Avec d’énormes difficultés Ulm parvint à s’asseoir à califourchon sur le faîte du mur. Elsy le lâcha, s’égratignant les jambes et les mains au béton criblé de trous. Au même instant les échasses se replièrent sur elles-mêmes, et disparurent au milieu du jardin.

— C’était moins une ! siffla le jeune homme d’une voix blanche. Allez, on saute !

Elsy risqua un œil, frémit.

— Dès que tu touches le sol, roule sur toi-même, ça neutralisera l’onde de choc, expliqua obligeamment le garçon.

— Pas possible ! ironisa-t-elle pour endormir sa peur.

Elle sauta en même temps que son compagnon, tenta un roulé-boulé de cinéma et se fit affreusement mal.

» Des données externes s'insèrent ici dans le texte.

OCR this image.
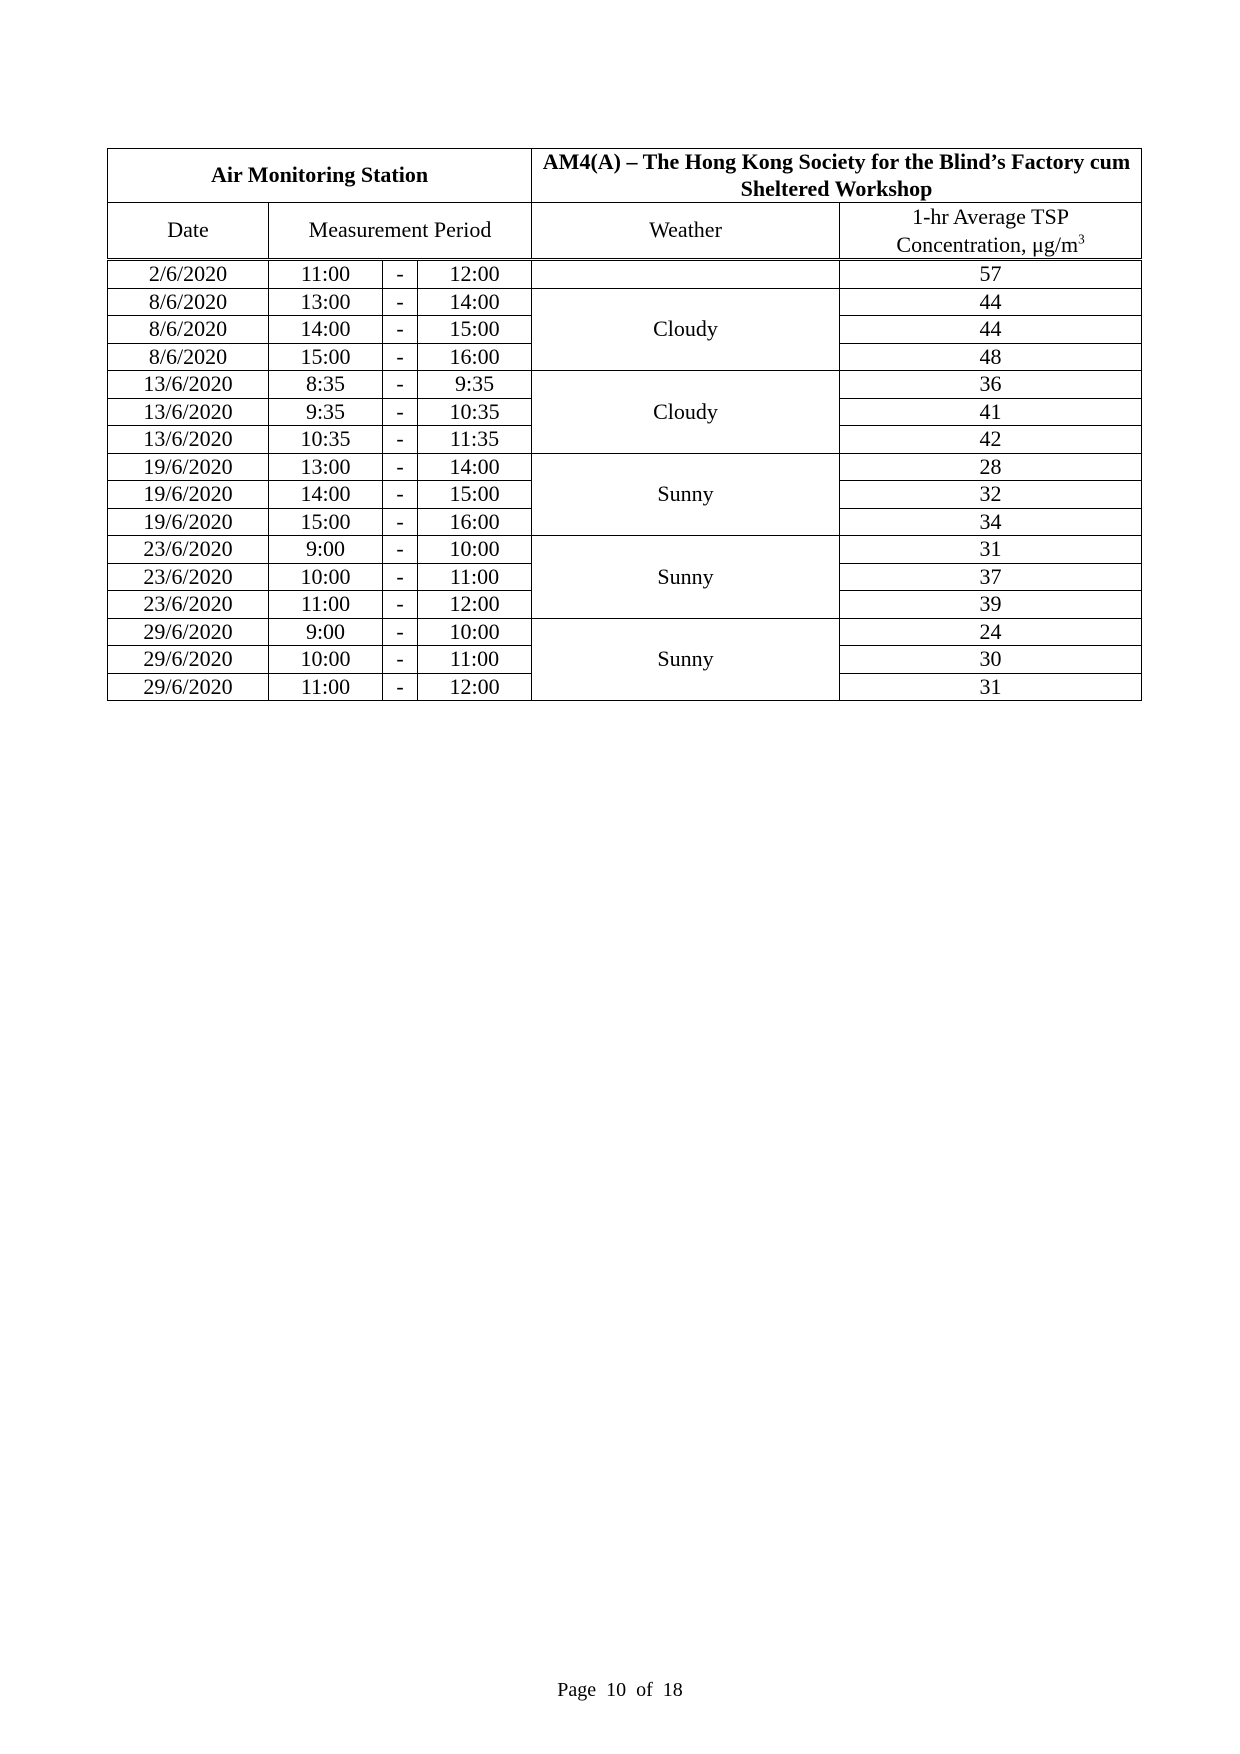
Air Monitoring Station				AM4(A) – The Hong Kong Society for the Blind’s Factory cum Sheltered Workshop	
Date	Measurement Period			Weather	1-hr Average TSP
Concentration, $\mu g/m^3$
2/6/2020	11:00	-	12:00		57
8/6/2020	13:00	-	14:00	Cloudy	44
8/6/2020	14:00	-	15:00		44
8/6/2020	15:00	-	16:00		48
13/6/2020	8:35	-	9:35	Cloudy	36
13/6/2020	9:35	-	10:35		41
13/6/2020	10:35	-	11:35		42
19/6/2020	13:00	-	14:00	Sunny	28
19/6/2020	14:00	-	15:00		32
19/6/2020	15:00	-	16:00		34
23/6/2020	9:00	-	10:00	Sunny	31
23/6/2020	10:00	-	11:00		37
23/6/2020	11:00	-	12:00		39
29/6/2020	9:00	-	10:00	Sunny	24
29/6/2020	10:00	-	11:00		30
29/6/2020	11:00	-	12:00		31
Page 10 of 18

Par bonheur la terre était boueuse, molle, saturée d’eau et d’argile. Elle resta un long moment, assise dans une flaque, les yeux rivés au rempart de béton spongieux.

— À quoi penses-tu ? s’étonna Ulm souillé de boue jusqu’aux sourcils.

— Le mur… Pourquoi les dum-dum n’ont-ils pas continué à l’attaquer, il n’était pas chauffé, lui ?

— L’instinct migratoire, la loi du nombre. La plus grande partie de l’essaim était concentrée sur le cube, les isolés l’ont suivi dans son départ sans chercher à comprendre… Allez, viens, c’est bien le moment de discuter de ça !

Il lui tendit la main, l’aida à se redresser. Ils restèrent face à face, pleins de gêne. Elsy désigna l’horizon :

— Par là ou par là ?

— N’importe, on ne sait même pas où on est !

— Alors par là ! décida-t-elle en pointant l’index vers la lisière d’un petit bois.

— J’ai cru qu’on y arriverait jamais, murmura le jeune homme, je sentais les échasses se tordre au fur et à mesure. Horrible !

— Tais-toi… Il ne faut plus parler de ça… Oublier.

— On s’en est sortis comme des chefs ! Parole ! Y a qu’un truc qui m’embête…

— Quoi ?

— Les aiguilles d’or, marmonna Ulm d’un air penaud, les aiguilles d’Irshaw, je les avais piquées pour les vendre…

— Et alors ?

— Elles sont tombées de mon blouson pendant la traversée, en plein au beau milieu des herbes !

Elsy se prit à sourire. Les aiguilles de l’échange : dévorées par la sève corrosive ! La boucle était bouclée. Elle aspira l’air froid du matin, s’enivra de la sensation d’humidité sous sa jupe.

Un peu plus tard ils provoquèrent l’envol d’une nuée de cailles.